I had always portrayed my participation in Siddha Yoga (also
known as SYDA), to myself and others, as an idealistic
commitment to a noble spiritual path, dedicated to spiritual
Cultic Studies Review, Vol. 2, No. 2, 2003, Page 103
awakening and upliftment in the world.
Just after school
began, my perceptions were shattered when I learned of an
incident concerning a friend of mine, a young woman just
turned 21, who was sexually harassed in the ashram by one
of its most powerful male leaders.
When she sought help
from Gurumayi, the now 48-year-old female Indian guru who
is the head of the ashram, Gurumayi told the young woman,
with contempt and disdain, that she had brought the
harassment upon herself.
Through her chief assistant,
Gurumayi warned the young woman, "don't ever tell anyone
about this, especially not your mother." The woman's
mother, who had made substantial donations to the ashram
over the years, was a long-time devotee of
(Daniel Shaw continues)
"I had deeply suppressed my doubts about SYDA yoga for many
years, but they suddenly and dramatically crystallized when I
heard the story of the young woman I knew.
In the phrase, "Don't ever tell anyone about this, especially not your
mother," I heard a chilling echo of the voice of the
incestuous father, the battering husband, the sexual
harasser, the rapist.
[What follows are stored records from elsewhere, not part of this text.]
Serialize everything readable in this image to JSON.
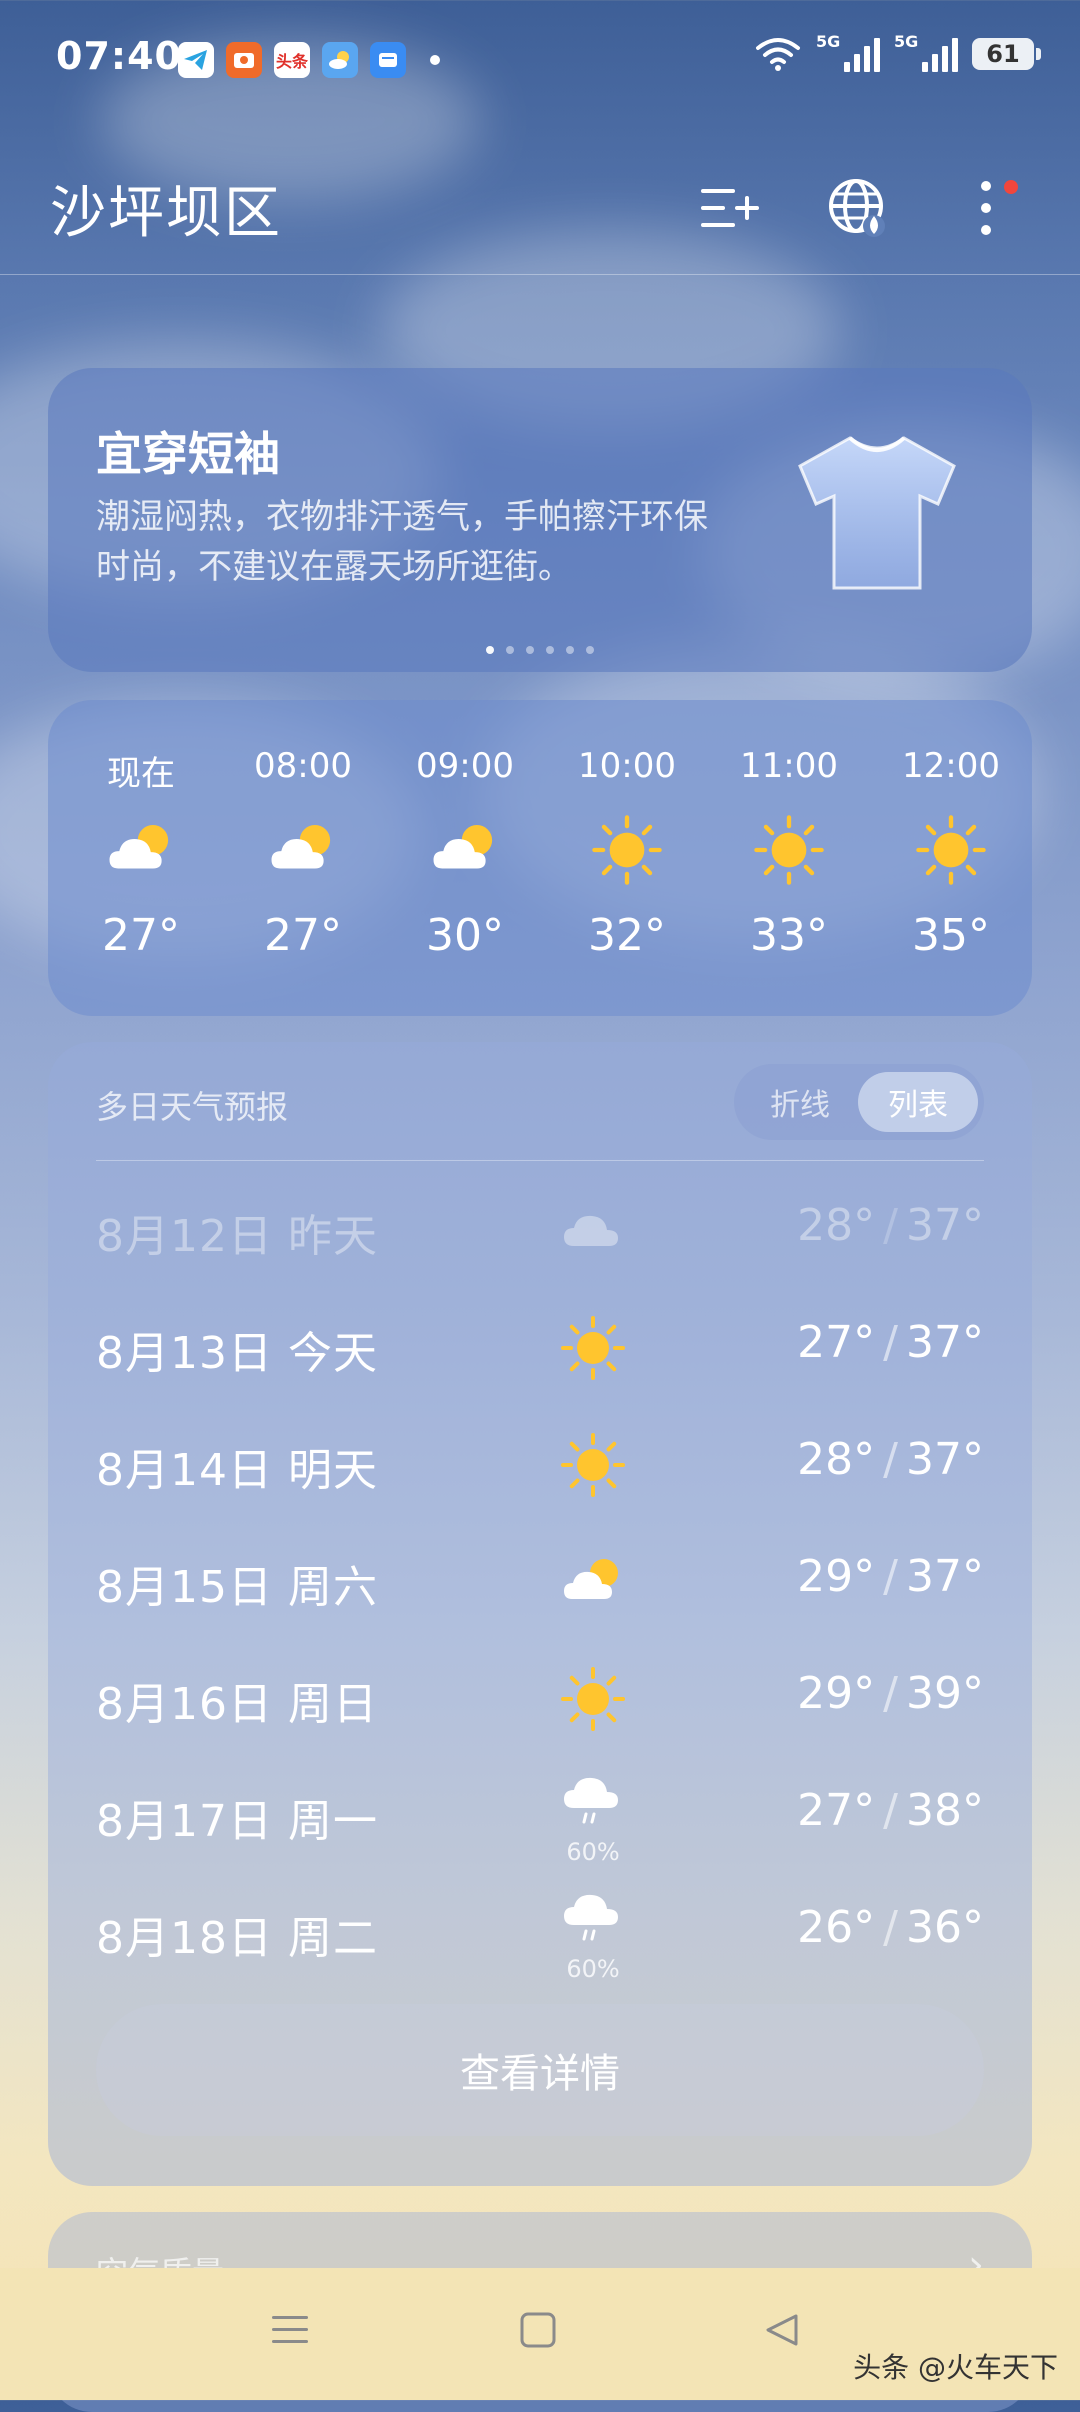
{
  "status_bar": {
    "time": "07:40",
    "apps": [
      "telegram-icon",
      "wallet-icon",
      "toutiao-icon",
      "weather-app-icon",
      "messages-icon"
    ],
    "toutiao_label": "头条",
    "net1": "5G",
    "net2": "5G",
    "battery": "61"
  },
  "header": {
    "city": "沙坪坝区"
  },
  "dress_card": {
    "title": "宜穿短袖",
    "desc": "潮湿闷热，衣物排汗透气，手帕擦汗环保时尚，不建议在露天场所逛街。",
    "pages": 6,
    "active_page": 0
  },
  "hourly": [
    {
      "time": "现在",
      "icon": "partly-cloudy-icon",
      "temp": "27°"
    },
    {
      "time": "08:00",
      "icon": "partly-cloudy-icon",
      "temp": "27°"
    },
    {
      "time": "09:00",
      "icon": "partly-cloudy-icon",
      "temp": "30°"
    },
    {
      "time": "10:00",
      "icon": "sun-icon",
      "temp": "32°"
    },
    {
      "time": "11:00",
      "icon": "sun-icon",
      "temp": "33°"
    },
    {
      "time": "12:00",
      "icon": "sun-icon",
      "temp": "35°"
    }
  ],
  "daily": {
    "title": "多日天气预报",
    "toggle_line": "折线",
    "toggle_list": "列表",
    "rows": [
      {
        "date": "8月12日  昨天",
        "icon": "cloud-icon",
        "pct": "",
        "low": "28°",
        "high": "37°"
      },
      {
        "date": "8月13日  今天",
        "icon": "sun-icon",
        "pct": "",
        "low": "27°",
        "high": "37°"
      },
      {
        "date": "8月14日  明天",
        "icon": "sun-icon",
        "pct": "",
        "low": "28°",
        "high": "37°"
      },
      {
        "date": "8月15日  周六",
        "icon": "partly-cloudy-icon",
        "pct": "",
        "low": "29°",
        "high": "37°"
      },
      {
        "date": "8月16日  周日",
        "icon": "sun-icon",
        "pct": "",
        "low": "29°",
        "high": "39°"
      },
      {
        "date": "8月17日  周一",
        "icon": "rain-icon",
        "pct": "60%",
        "low": "27°",
        "high": "38°"
      },
      {
        "date": "8月18日  周二",
        "icon": "rain-icon",
        "pct": "60%",
        "low": "26°",
        "high": "36°"
      }
    ],
    "separator": "/",
    "details_button": "查看详情"
  },
  "air_card": {
    "title": "空气质量",
    "chevron": "›"
  },
  "watermark": "头条 @火车天下",
  "colors": {
    "sun": "#FFC52E",
    "badge": "#F2463C"
  }
}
As Judith Herman says, in her seminal
work entitled Trauma and Recovery (1992), "secrecy and
silence are the perpetrator's first line of defense" (p. 8). It
was hearing these words, "Don't ever tell," that broke for me
what Ernst Becker (1973) has called "the spell cast by
persons -- the nexus of unfreedom."
"I recognized that, like many of my social work clients who were abused as children by their parents, I too had been subjected to abuse—by the
person I called my guru.
Edited 3 time(s). Last edit at 05/28/2014 08:39AM by corboy.